Thankfully, England Take My Bones flows despite this. From track to track, Turner assumes different personas, but his wry sense of humor and passion for performance shine through with no exceptions. The cathartic introduction of “Eulogy” (“I haven’t always been a perfect person / I hadn’t done what mom and dad had dreamed / But on the day I die I’ll say ‘At least I fuckin’ tried’/ That’s the only eulogy I need”) is followed by “Peggy Sang the Blues”, an ode to Turner’s late grandmother, whose ghost visits him at night to play poker and impart elderly wisdom. It’s a drastic transition, especially looked at through the lens of familial piety, but Turner’s personality remains a constant throughout, even as the music changes from jagged distortion to pop rock polish. Then come the raucous revivalism of “I Still Believe” (“I still believe/ In the saints / Yeah Jerry Lee and Johnny and all the greats”), the acoustic homeliness of “Rivers”, and so on and so forth. All these songs have vastly different mission statements, but Turner brings his all to each subject, making each track its own fluid dialogue.
“I Am Disappeared” and “Redemption” particularly distinguish England Take My Bones, though. The lyrical resonance of the former has already been noted, but its musical accompaniment is just as devastating. A snare is hit at the word “gone” in “She can get up shower in half an hour she’d be gone,” and more instrumentation comes in as Turner shifts narration from a distressed mother to himself. “I keep having dreams of needing things to do / And then waking up and not following through,” he sings, relaying a self-critique that makes Turner’s escape all the more futile as he finds that he cannot escape himself.
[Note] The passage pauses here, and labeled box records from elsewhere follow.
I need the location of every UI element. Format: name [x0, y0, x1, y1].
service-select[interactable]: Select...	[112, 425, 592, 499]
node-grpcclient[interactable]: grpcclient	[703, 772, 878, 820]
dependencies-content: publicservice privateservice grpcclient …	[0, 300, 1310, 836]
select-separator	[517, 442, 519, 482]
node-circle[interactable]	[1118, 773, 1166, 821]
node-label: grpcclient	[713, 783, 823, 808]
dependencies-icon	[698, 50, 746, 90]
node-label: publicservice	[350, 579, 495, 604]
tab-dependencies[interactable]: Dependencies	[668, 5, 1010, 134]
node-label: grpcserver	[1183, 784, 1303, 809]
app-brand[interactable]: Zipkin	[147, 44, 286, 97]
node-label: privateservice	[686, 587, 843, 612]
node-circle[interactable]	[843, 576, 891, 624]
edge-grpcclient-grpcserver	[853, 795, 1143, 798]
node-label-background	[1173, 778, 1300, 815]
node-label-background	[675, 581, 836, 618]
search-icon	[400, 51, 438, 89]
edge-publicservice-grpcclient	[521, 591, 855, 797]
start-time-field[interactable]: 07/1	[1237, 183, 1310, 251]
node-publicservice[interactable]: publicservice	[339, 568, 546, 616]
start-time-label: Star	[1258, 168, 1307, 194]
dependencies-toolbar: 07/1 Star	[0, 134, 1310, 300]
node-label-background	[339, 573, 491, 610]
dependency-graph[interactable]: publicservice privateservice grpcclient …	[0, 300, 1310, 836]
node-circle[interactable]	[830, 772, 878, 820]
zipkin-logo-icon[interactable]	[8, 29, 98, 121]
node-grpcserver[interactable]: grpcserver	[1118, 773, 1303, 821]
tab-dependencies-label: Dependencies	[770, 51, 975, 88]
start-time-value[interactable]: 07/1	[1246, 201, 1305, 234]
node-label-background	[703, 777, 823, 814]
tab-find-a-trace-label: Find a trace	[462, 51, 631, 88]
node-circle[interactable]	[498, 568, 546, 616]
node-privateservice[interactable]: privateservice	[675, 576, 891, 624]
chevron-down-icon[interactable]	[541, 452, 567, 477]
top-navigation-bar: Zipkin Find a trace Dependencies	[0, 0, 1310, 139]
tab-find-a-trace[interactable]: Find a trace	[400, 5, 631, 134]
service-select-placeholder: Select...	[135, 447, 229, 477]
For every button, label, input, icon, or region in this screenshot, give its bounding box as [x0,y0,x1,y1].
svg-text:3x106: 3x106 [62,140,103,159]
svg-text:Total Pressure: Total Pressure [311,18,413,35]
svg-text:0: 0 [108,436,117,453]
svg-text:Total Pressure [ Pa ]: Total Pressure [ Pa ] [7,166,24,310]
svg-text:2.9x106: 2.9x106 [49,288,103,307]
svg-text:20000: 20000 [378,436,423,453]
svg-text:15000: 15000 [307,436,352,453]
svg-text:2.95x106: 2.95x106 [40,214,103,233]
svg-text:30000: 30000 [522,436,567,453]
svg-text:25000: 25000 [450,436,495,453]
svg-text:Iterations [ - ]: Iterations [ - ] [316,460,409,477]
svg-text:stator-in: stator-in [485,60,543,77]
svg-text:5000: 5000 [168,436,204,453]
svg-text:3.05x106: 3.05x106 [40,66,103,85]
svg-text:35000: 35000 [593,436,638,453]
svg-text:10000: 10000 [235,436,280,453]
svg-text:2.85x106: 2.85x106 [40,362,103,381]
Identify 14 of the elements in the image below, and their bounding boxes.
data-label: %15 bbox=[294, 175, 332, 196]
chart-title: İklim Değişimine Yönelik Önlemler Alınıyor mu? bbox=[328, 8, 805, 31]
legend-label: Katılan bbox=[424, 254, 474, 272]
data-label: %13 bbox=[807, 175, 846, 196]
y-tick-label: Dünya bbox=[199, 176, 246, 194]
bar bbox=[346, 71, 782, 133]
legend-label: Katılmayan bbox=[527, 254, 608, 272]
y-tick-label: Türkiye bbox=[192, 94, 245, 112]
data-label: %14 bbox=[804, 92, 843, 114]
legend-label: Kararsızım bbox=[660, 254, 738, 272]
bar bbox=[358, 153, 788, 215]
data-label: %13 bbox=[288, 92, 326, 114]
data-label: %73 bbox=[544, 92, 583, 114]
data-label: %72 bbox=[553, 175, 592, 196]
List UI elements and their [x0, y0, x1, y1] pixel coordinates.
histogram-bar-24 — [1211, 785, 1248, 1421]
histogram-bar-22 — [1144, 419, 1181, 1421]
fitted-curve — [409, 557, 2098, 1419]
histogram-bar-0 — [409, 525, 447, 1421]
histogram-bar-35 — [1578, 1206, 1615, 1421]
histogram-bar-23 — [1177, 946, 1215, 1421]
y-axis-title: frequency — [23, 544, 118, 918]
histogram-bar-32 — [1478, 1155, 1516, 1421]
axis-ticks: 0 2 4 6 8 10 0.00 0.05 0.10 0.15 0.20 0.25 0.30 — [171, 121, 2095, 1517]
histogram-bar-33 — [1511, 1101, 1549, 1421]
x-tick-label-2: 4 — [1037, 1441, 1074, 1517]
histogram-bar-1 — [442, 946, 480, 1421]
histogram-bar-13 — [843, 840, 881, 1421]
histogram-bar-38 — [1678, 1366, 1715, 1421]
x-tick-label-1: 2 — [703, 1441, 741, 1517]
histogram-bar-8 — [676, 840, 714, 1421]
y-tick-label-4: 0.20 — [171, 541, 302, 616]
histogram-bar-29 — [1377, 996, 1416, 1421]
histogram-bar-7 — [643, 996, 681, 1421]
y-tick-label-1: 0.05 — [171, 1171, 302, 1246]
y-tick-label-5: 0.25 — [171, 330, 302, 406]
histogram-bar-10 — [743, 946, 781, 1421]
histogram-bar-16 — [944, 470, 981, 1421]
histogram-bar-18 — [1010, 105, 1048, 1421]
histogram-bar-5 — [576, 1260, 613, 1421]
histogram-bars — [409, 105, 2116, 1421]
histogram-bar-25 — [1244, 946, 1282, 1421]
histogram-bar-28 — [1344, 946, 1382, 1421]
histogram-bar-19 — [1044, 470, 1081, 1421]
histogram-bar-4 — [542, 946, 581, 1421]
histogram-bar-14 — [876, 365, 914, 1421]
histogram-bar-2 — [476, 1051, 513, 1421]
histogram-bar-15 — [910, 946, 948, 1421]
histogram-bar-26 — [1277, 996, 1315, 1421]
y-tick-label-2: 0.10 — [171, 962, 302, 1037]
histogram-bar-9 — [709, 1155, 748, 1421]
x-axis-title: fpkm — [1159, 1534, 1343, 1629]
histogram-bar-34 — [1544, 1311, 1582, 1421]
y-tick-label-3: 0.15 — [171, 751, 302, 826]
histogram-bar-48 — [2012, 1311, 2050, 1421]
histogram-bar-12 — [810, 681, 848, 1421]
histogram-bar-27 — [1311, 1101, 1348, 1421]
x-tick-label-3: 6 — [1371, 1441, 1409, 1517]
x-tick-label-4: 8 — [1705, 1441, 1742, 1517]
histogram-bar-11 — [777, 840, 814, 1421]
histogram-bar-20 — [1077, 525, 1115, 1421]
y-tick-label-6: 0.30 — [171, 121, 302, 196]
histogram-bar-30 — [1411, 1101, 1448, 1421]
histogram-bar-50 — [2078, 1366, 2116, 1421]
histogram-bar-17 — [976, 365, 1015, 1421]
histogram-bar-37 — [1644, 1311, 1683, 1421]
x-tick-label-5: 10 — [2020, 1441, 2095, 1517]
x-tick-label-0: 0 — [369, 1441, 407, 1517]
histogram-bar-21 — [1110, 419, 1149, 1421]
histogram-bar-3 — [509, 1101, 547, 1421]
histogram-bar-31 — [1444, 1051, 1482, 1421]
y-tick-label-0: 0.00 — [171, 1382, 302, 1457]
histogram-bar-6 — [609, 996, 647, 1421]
“Redemption” hits even harder, because we observe Turner’s self-loathing for abandoning a lover due to his fear of commitment. Solemnly, Turner admits, “The sad truth is that the grass it will always seem greener / So I left you alone in a restaurant in London in winter / You deserved better.” Later, as that Springsteen song triggers a shame spiral, Turner hollers on the bridge with an emotional intensity unmatched on the rest of the album. The sympathy becomes unbearable when we hear him rummage through his diary to find that the day he crumbled would have been the date of their anniversary. Then the track climaxes and Turner tries to redeem himself with another verse, but ultimately fails as he concludes, “I don’t think I can do this” before the song abruptly ends.
And so begins “Glory Hallelujah”, the last song on the album. The track will probably come to define England Keep My Bones for its lyrical content, of which I’ll let Turner explain: “Hey everybody have you heard the news? / The storm has lifted and there’s nothing to lose / So swap your confirmation for your dancing shoes / Because there never was no God.” The song turns an admission of Godlessness into a celebration of mortality. Even if you disagree with Turner’s message (you’re in the majority if you do), you have to hand it to the guy for pumping so much melody into such a controversial song, saving all his best hooks so he can best drive that point home. It’s the best song on England Take My Bones, so I’m content that it will be the most noticed. Its communal catharsis is brilliantly executed and fits perfectly as you turn the album back to “Eulogy” to listen to the album once again. However, considering England Keep My Bones perfectly encapsulates that daunting midpoint between adult and ruffian, it’s not like you needed another excuse.